Building a dream home has many benefits! New construction homes are:
- Tailored to you and your family’s needs
- Built using new materials that will last longer
- Need less maintenance and repair in the near future
- Meet current safety codes and energy efficiency
- Do not require correcting the decor choices or renovations of the previous owner!
But the process to a new construction home is a little more complex than buying a home. Today we’re going to look at some things to keep in mind when it comes to building a new home in Maine.
First Step into New Construction
You may think that the first step is to buy a plot of land, but there are different ways to go about this. Financing and budget play a huge part in the process! Some people will buy land and obtain a construction loan to finance the building portion. Keep in mind that you cannot “refinance” a loan within a 1 year period; therefore, it’s important to figure out the financing of the land and the construction before you buy just the land.
In other cases, you might pick out the land but have the builder buy the land, build your house, and then sell the completed home to you. Typically, the builder will require a large deposit to help fund the construction. This might be as low as a 5%-10% down payment or the builder may require a much larger deposit. This deposit then becomes your “down payment” for your loan. In any case, having your own Buyers Agent can help you decide what the best route is for you.
Considerations of Land/Local Area
Location, location, location! Just like with buying homes, it’s important to know if the local area is going to fit you and your family’s needs (neighbors, traffic, schools, places of interest, crime, etc.). An additional consideration is specific site condition of land that you will be building on.
- Are there parts of the landscape that might require additional money during the construction process? Ledge can add significant cost to the site work if they have to do blasting for example.
- Is the property close to public utilities? Do you need to consider alternatives/spending a great deal of money to be connected? Sometimes public water or sewer lines are very expensive to connect to if they have to dig open a major road and re-pave the road after connection as an example.
- Is this an area that is susceptible to natural disasters like flooding? Flood insurance can add significant cost to your monthly payment. There may even be areas deemed protected wetlands that require certain setbacks for the structure to be constructed.

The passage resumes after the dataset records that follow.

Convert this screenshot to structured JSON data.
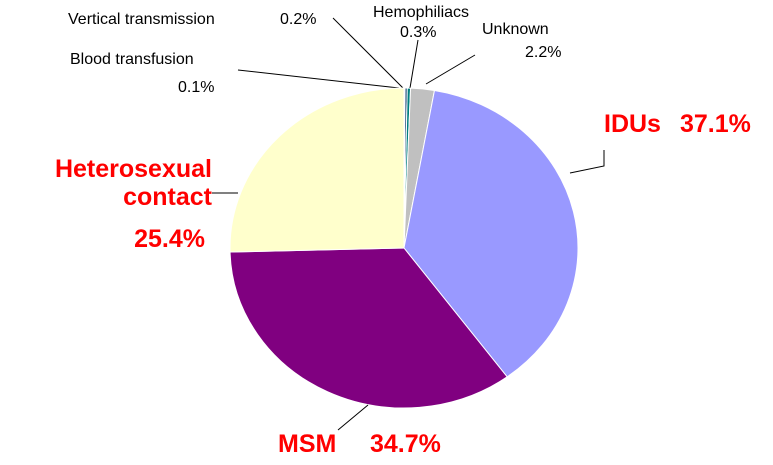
{
  "chart_data": {
    "type": "pie",
    "categories": [
      "Blood transfusion",
      "Vertical transmission",
      "Hemophiliacs",
      "Unknown",
      "IDUs",
      "MSM",
      "Heterosexual contact"
    ],
    "values": [
      0.1,
      0.2,
      0.3,
      2.2,
      37.1,
      34.7,
      25.4
    ],
    "value_labels": [
      "0.1%",
      "0.2%",
      "0.3%",
      "2.2%",
      "37.1%",
      "34.7%",
      "25.4%"
    ],
    "colors": [
      "#0000a0",
      "#003366",
      "#008080",
      "#c0c0c0",
      "#9999ff",
      "#800080",
      "#ffffcc"
    ]
  }
}
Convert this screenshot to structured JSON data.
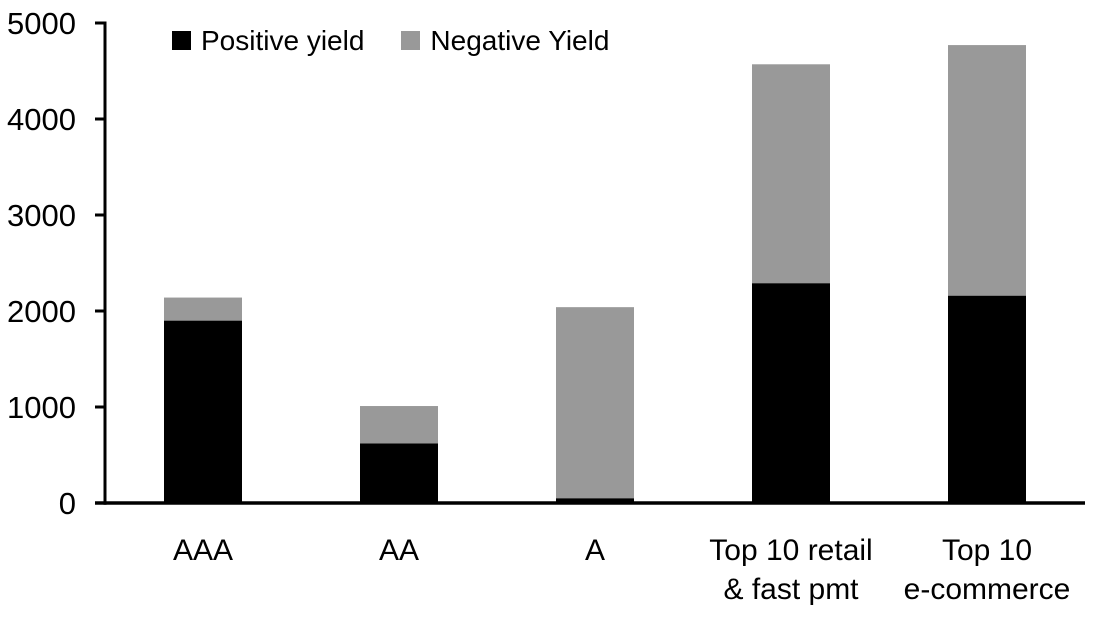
{
  "chart_data": {
    "type": "bar",
    "stacked": true,
    "title": "",
    "xlabel": "",
    "ylabel": "",
    "grid": false,
    "legend_position": "top",
    "ylim": [
      0,
      5000
    ],
    "yticks": [
      0,
      1000,
      2000,
      3000,
      4000,
      5000
    ],
    "categories": [
      "AAA",
      "AA",
      "A",
      "Top 10 retail\n& fast pmt",
      "Top 10\ne-commerce"
    ],
    "series": [
      {
        "name": "Positive yield",
        "color": "#000000",
        "values": [
          1900,
          620,
          50,
          2290,
          2160
        ]
      },
      {
        "name": "Negative Yield",
        "color": "#999999",
        "values": [
          240,
          390,
          1990,
          2280,
          2610
        ]
      }
    ],
    "totals": [
      2140,
      1010,
      2040,
      4570,
      4770
    ]
  },
  "colors": {
    "axis": "#000000",
    "background": "#ffffff",
    "positive_series": "#000000",
    "negative_series": "#999999"
  }
}
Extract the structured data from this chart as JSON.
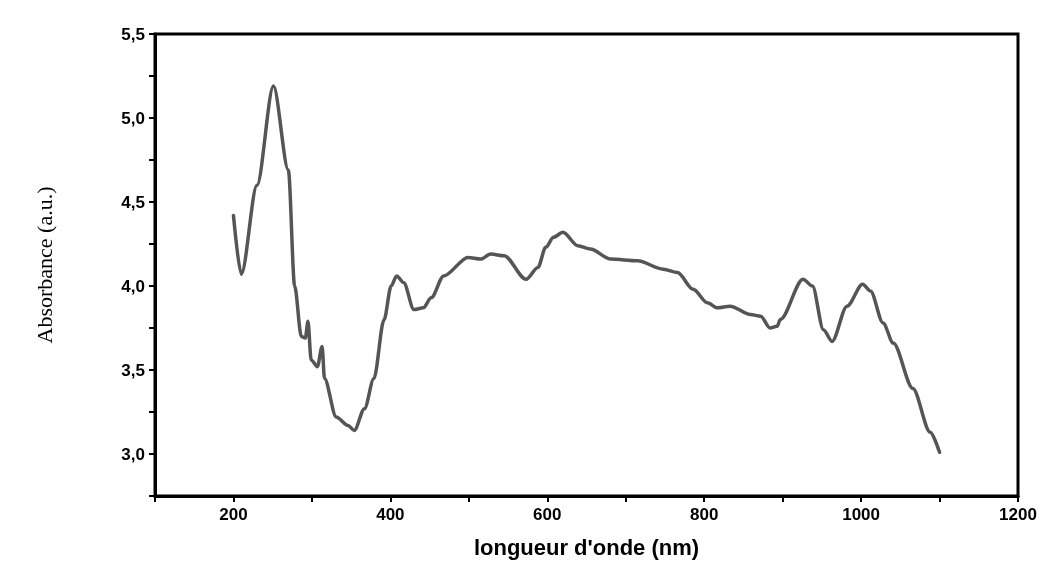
{
  "chart_data": {
    "type": "line",
    "xlabel": "longueur d'onde (nm)",
    "ylabel": "Absorbance (a.u.)",
    "xlim": [
      100,
      1200
    ],
    "ylim": [
      2.75,
      5.5
    ],
    "xticks": [
      {
        "value": 100,
        "label": null
      },
      200,
      {
        "value": 300,
        "label": null
      },
      400,
      {
        "value": 500,
        "label": null
      },
      600,
      {
        "value": 700,
        "label": null
      },
      800,
      {
        "value": 900,
        "label": null
      },
      1000,
      {
        "value": 1100,
        "label": null
      },
      1200
    ],
    "yticks": [
      {
        "value": 2.75,
        "label": null
      },
      {
        "value": 3,
        "label": "3,0"
      },
      {
        "value": 3.25,
        "label": null
      },
      {
        "value": 3.5,
        "label": "3,5"
      },
      {
        "value": 3.75,
        "label": null
      },
      {
        "value": 4,
        "label": "4,0"
      },
      {
        "value": 4.25,
        "label": null
      },
      {
        "value": 4.5,
        "label": "4,5"
      },
      {
        "value": 4.75,
        "label": null
      },
      {
        "value": 5,
        "label": "5,0"
      },
      {
        "value": 5.25,
        "label": null
      },
      {
        "value": 5.5,
        "label": "5,5"
      }
    ],
    "grid": false,
    "marker": "none",
    "line_style": "solid",
    "series": [
      {
        "color": "#555555",
        "x": [
          200,
          210,
          230,
          251,
          270,
          278,
          286.5,
          291.6,
          295,
          299,
          307,
          313,
          316,
          331,
          346,
          354,
          367,
          379,
          392,
          401,
          408,
          417,
          430,
          442,
          452,
          468,
          499,
          515,
          528,
          545,
          573,
          588,
          598,
          608,
          620,
          639,
          655,
          681,
          715,
          748,
          766,
          786,
          804,
          817,
          833,
          859,
          872,
          884,
          893,
          897,
          926,
          938,
          952,
          963,
          982,
          1002,
          1012,
          1028,
          1041,
          1066,
          1088,
          1100
        ],
        "values": [
          4.42,
          4.07,
          4.6,
          5.19,
          4.69,
          4.0,
          3.7,
          3.69,
          3.79,
          3.56,
          3.52,
          3.64,
          3.45,
          3.22,
          3.17,
          3.14,
          3.27,
          3.45,
          3.8,
          4.0,
          4.06,
          4.02,
          3.86,
          3.87,
          3.93,
          4.06,
          4.17,
          4.16,
          4.19,
          4.18,
          4.04,
          4.11,
          4.23,
          4.29,
          4.32,
          4.24,
          4.22,
          4.16,
          4.15,
          4.1,
          4.08,
          3.98,
          3.9,
          3.87,
          3.88,
          3.83,
          3.82,
          3.75,
          3.76,
          3.8,
          4.04,
          4.0,
          3.74,
          3.67,
          3.88,
          4.01,
          3.97,
          3.78,
          3.66,
          3.39,
          3.13,
          3.01
        ]
      }
    ]
  }
}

- Are there any easements or encroachments that might affect where you build? Maine is an old state and a long abandoned road might still have an impact on building setbacks.
Having an experienced Real Estate Agent can help you navigate this sometimes tricky process and when necessary help you find qualified professionals like surveyors, title attorneys, and engineers.

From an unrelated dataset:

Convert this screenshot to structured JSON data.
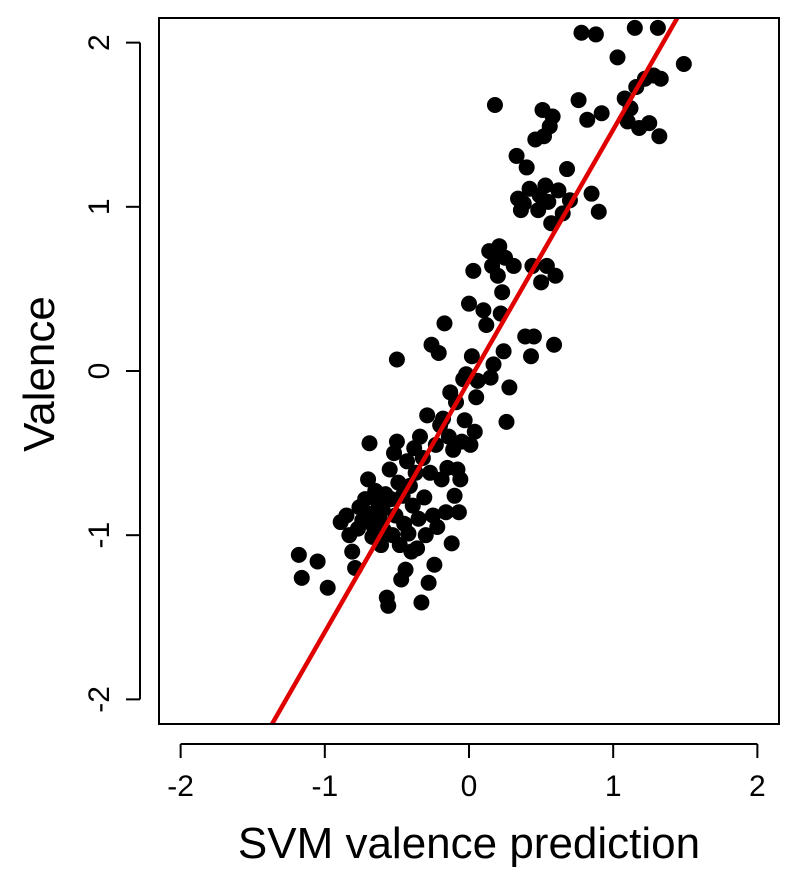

Deciding What Dream Home to Build
There are several different ways to go about deciding what to build. Many builders have model homes with predetermined layouts that allow you to customize the materials used and add upgrades. Some builders can go a little more customized and allow the buyer to have “allowances” for rooms such as the kitchen and bathroom be pre-built into the construction loan. Keep in mind that sometimes these allowances will not cover every possible upgrade and you may end up spending over the allowance which is added to the sales price or purchased out of pocket.
Beyond just working with a builder, you can completely customize the experience by hiring an architect to help plan out every detail of the home to your specification. This does tend to increase the overall price for construction, but you would have more control over every facet of your new, dream home.
Timing in Maine
The general time frame for a new construction is about 120 – 150 days from start to finish, although bigger or more customized builds can take longer. For Maine in particular, winter construction and making sure you dream home can withstand the harsh climate in the later half of the year are important things to consider.

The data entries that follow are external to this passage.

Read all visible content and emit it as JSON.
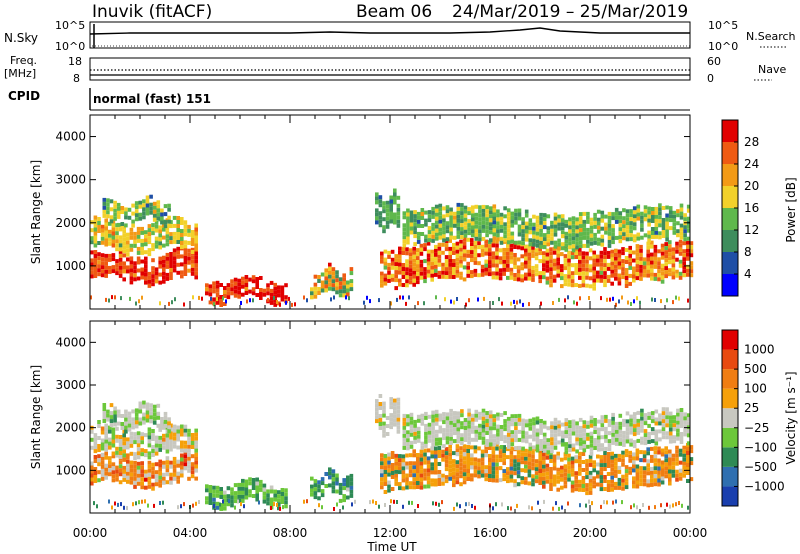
{
  "header": {
    "station": "Inuvik (fitACF)",
    "beam": "Beam 06",
    "dates": "24/Mar/2019 – 25/Mar/2019"
  },
  "labels": {
    "nsky": "N.Sky",
    "nsearch": "N.Search",
    "freq": "Freq.",
    "mhz": "[MHz]",
    "nave": "Nave",
    "cpid": "CPID",
    "cpid_value": "normal (fast) 151",
    "nsky_ticks": [
      "10^5",
      "10^0"
    ],
    "nsearch_ticks": [
      "10^5",
      "10^0"
    ],
    "freq_ticks": [
      "18",
      "8"
    ],
    "nave_ticks": [
      "60",
      "0"
    ]
  },
  "chart_data": [
    {
      "type": "heatmap",
      "panel": "power",
      "ylabel": "Slant Range [km]",
      "colorbar_label": "Power [dB]",
      "colorbar_ticks": [
        "28",
        "24",
        "20",
        "16",
        "12",
        "8",
        "4"
      ],
      "colors": [
        "#0000ff",
        "#1f4fa6",
        "#3e8d5d",
        "#5fb84c",
        "#f2d12a",
        "#f39a16",
        "#ef5a12",
        "#e10000"
      ],
      "ylim": [
        0,
        4500
      ],
      "yticks": [
        "1000",
        "2000",
        "3000",
        "4000"
      ],
      "xlim_hours": [
        0,
        24
      ]
    },
    {
      "type": "heatmap",
      "panel": "velocity",
      "ylabel": "Slant Range [km]",
      "colorbar_label": "Velocity [m s⁻¹]",
      "colorbar_ticks": [
        "1000",
        "500",
        "100",
        "25",
        "−25",
        "−100",
        "−500",
        "−1000"
      ],
      "colors": [
        "#1a3fae",
        "#2f6fb0",
        "#2e8a55",
        "#6cc73a",
        "#c8c8c0",
        "#f5a00a",
        "#f07d12",
        "#e84a10",
        "#e10000"
      ],
      "ylim": [
        0,
        4500
      ],
      "yticks": [
        "1000",
        "2000",
        "3000",
        "4000"
      ],
      "xlim_hours": [
        0,
        24
      ]
    }
  ],
  "xaxis": {
    "ticks": [
      "00:00",
      "04:00",
      "08:00",
      "12:00",
      "16:00",
      "20:00",
      "00:00"
    ],
    "label": "Time UT"
  }
}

When breaking ground, bigger construction outfits have ground thawing equipment which might be necessary for installing foundations in deep frost. Modern concrete can generally be installed year round with accelerators, insulation, and heaters; however, this may cause an increase in cost and potential delays in the worst part of winter. Building in winter can also run into additional costs in heating during the construction. You need stable temperatures for polyurethane, sheetrock mud, paint, floor acclimation, etc.